Rumjacks
Dead Anthems
I Rumjacks sono australiani ma posseggono l’attitudine celtica a sparare proiettili britannici o irlandesi di stampo punk. In realtà i quattro membri della band vivono separatamente negli USA, in Germania, in Italia (il batterista è italiano) e solo uno in Irlanda ma la musica si distacca da qualsiasi influenza geografica che non sia quella anglosassone, e così viene costruita una realtà tradizionale del mondo punk antico (anni settanta/ottanta) che vede anche Ska e Folk riunirsi sotto l’egida country del sound celtico. Rockettari veraci dentro una ambientazione polivalente. Al sesto album e ormai rappresentanti degni di una nicchia artistica che però merita grande rispetto.E via a tutta velocità con la maggior parte dei brani, in alcuni casi un po’ troppo lineari come l’apripista ‘Come Hell or high Water’, ma ci sono anche episodi più caratterizzati come la funny ‘THEY KICK YOU WHEN YOU’RE DOWN’ che sembra una esalazione da baldoria alla festa di bevitori, cantata coralmente e con la voce calda del classico punk-style. Ma essere diretti e frontali funziona benissimo e ‘COLD LIKE THIS’ è uno degli esempi migliori in tal senso, con un ritornello così azzeccato che non dà fastidio neanche se si ripete senza sosta, così come la canzone testardamente fa. Clasheggiante ‘FATHER’S FIGHT’ con la sua verve dinamica che nonostante l’energia non è un pezzo d’attacco duro, eppure proprio per la sua maggiore ariosità diventa uno dei momenti migliori del disco.
Tra le cose ska, la miglior accentazione si ha con ‘SCANDAL’ che usa i cori con abile intuizione per una delle linee melodiche più efficaci, ed anche l’uso acustico della chitarra funziona perfettamente. Divertente il ritornello di ‘ROAD RASH’ che indietreggia verso il rock anni cinquanta/sessanta senza snaturare l’essenza punk che però ricordiamo spesso ha fatto riferimento a quel passato, e non solo coi Ramones. Fa bella mostra di sé anche il lato meno irruento come si nota con la più ballabile ‘An irish goodbye on St.Valentine’s Day’, con la più dolce ‘October’ e con l’introspettiva ‘Pulled from the Shore’, senza perdere feeling e creando ogni volta una bella atmosfera.

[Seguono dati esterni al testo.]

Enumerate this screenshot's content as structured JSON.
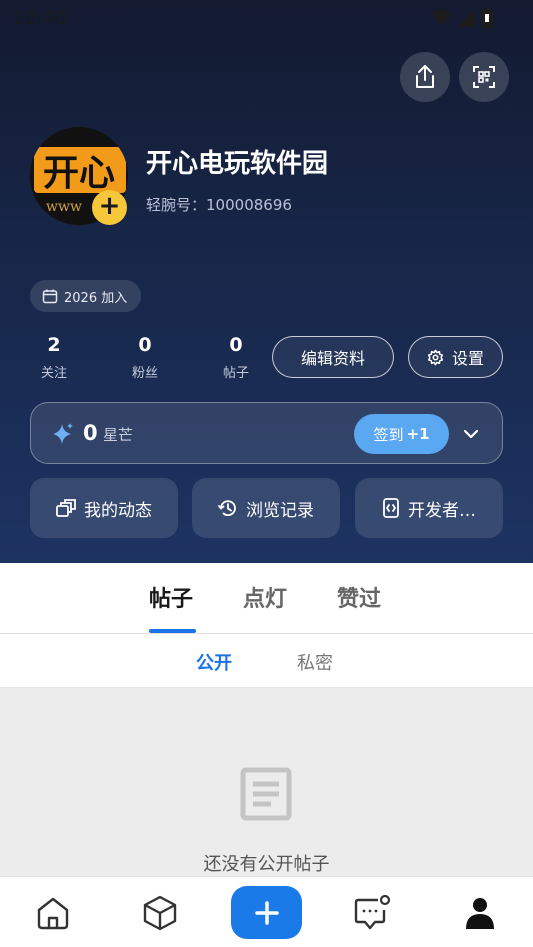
{
  "status": {
    "time": "10:40"
  },
  "profile": {
    "name": "开心电玩软件园",
    "id_label": "轻腕号：",
    "id_value": "100008696",
    "join_text": "2026 加入",
    "avatar_text": "开心",
    "avatar_sub": "www"
  },
  "stats": [
    {
      "value": "2",
      "label": "关注"
    },
    {
      "value": "0",
      "label": "粉丝"
    },
    {
      "value": "0",
      "label": "帖子"
    }
  ],
  "actions": {
    "edit_profile": "编辑资料",
    "settings": "设置"
  },
  "stars": {
    "count": "0",
    "label": "星芒",
    "signin_label": "签到",
    "signin_bonus": "+1"
  },
  "quick_links": [
    {
      "label": "我的动态",
      "icon": "feed-icon"
    },
    {
      "label": "浏览记录",
      "icon": "history-icon"
    },
    {
      "label": "开发者…",
      "icon": "developer-icon"
    }
  ],
  "tabs": [
    {
      "label": "帖子"
    },
    {
      "label": "点灯"
    },
    {
      "label": "赞过"
    }
  ],
  "subtabs": [
    {
      "label": "公开"
    },
    {
      "label": "私密"
    }
  ],
  "empty_state": {
    "text": "还没有公开帖子"
  },
  "colors": {
    "accent": "#1a7ae8",
    "signin": "#5aa7f2",
    "badge": "#f6c73a"
  }
}
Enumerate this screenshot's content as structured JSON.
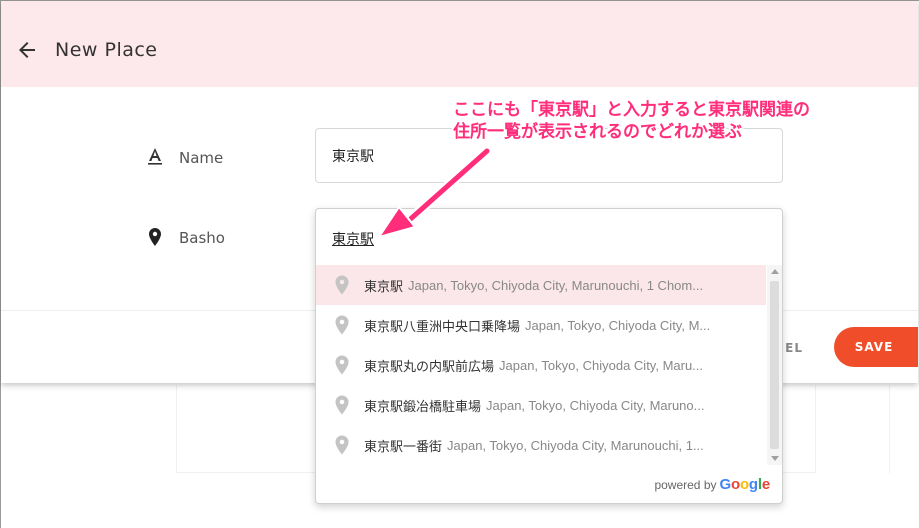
{
  "header": {
    "title": "New Place"
  },
  "form": {
    "name_label": "Name",
    "name_value": "東京駅",
    "basho_label": "Basho",
    "basho_value": "東京駅"
  },
  "footer": {
    "cancel_label": "EL",
    "save_label": "SAVE"
  },
  "suggestions": [
    {
      "main": "東京駅",
      "secondary": "Japan, Tokyo, Chiyoda City, Marunouchi, 1 Chom..."
    },
    {
      "main": "東京駅八重洲中央口乗降場",
      "secondary": "Japan, Tokyo, Chiyoda City, M..."
    },
    {
      "main": "東京駅丸の内駅前広場",
      "secondary": "Japan, Tokyo, Chiyoda City, Maru..."
    },
    {
      "main": "東京駅鍛冶橋駐車場",
      "secondary": "Japan, Tokyo, Chiyoda City, Maruno..."
    },
    {
      "main": "東京駅一番街",
      "secondary": "Japan, Tokyo, Chiyoda City, Marunouchi, 1..."
    }
  ],
  "powered_by": {
    "text": "powered by",
    "brand": "Google"
  },
  "annotation": {
    "line1": "ここにも「東京駅」と入力すると東京駅関連の",
    "line2": "住所一覧が表示されるのでどれか選ぶ"
  },
  "colors": {
    "topbar": "#fde8ec",
    "accent": "#f04e2a",
    "annotation": "#ff2d7a",
    "active_item": "#fbe7ea"
  },
  "icons": {
    "back": "arrow-left-icon",
    "name": "text-format-icon",
    "basho": "location-pin-icon",
    "suggestion": "place-pin-icon"
  }
}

Pezzi scoppiettanti pieni di carica festante, con sonorità fatte da strumenti non ortodossi nel rock come ad esempio la cornamusa, per quanto ormai frequenti rispetto al passato, in cui la chitarra elettrica rimane importante, gestita a favore di un utile addensamento che fluidifica l’andamento. Si canta con alto tasso di melodia e con cadenze tipiche del genere con una impostazione metrica ben dentro la struttura compositiva, senza tentare scherzi innovativi, ma centrata in maniera adeguata per farsi canticchiare dall’ascoltatore. Musica facile ma arrangiata con raffinatezza anche quando maggiormente scalciante. Negli altri loro lavori si sono avuti pezzi molto più “cattivi” di quelli che si trovano qui, ma nulla toglie al valore di questo gustoso full-lenght che induce a lasciarsi andare e a rilassarsi a scatenati dondolamenti rock’n’roll, non proprio a pogare ma comunque a rimanere fisici. Appare come qualcosa d’altri tempi e però può mettersi nella lunghezza d’onda anche del popolo dei nostri giorni, perché vive della giusta vibrazione per risuonare in tutti coloro che amano ascoltare (e andare al pub).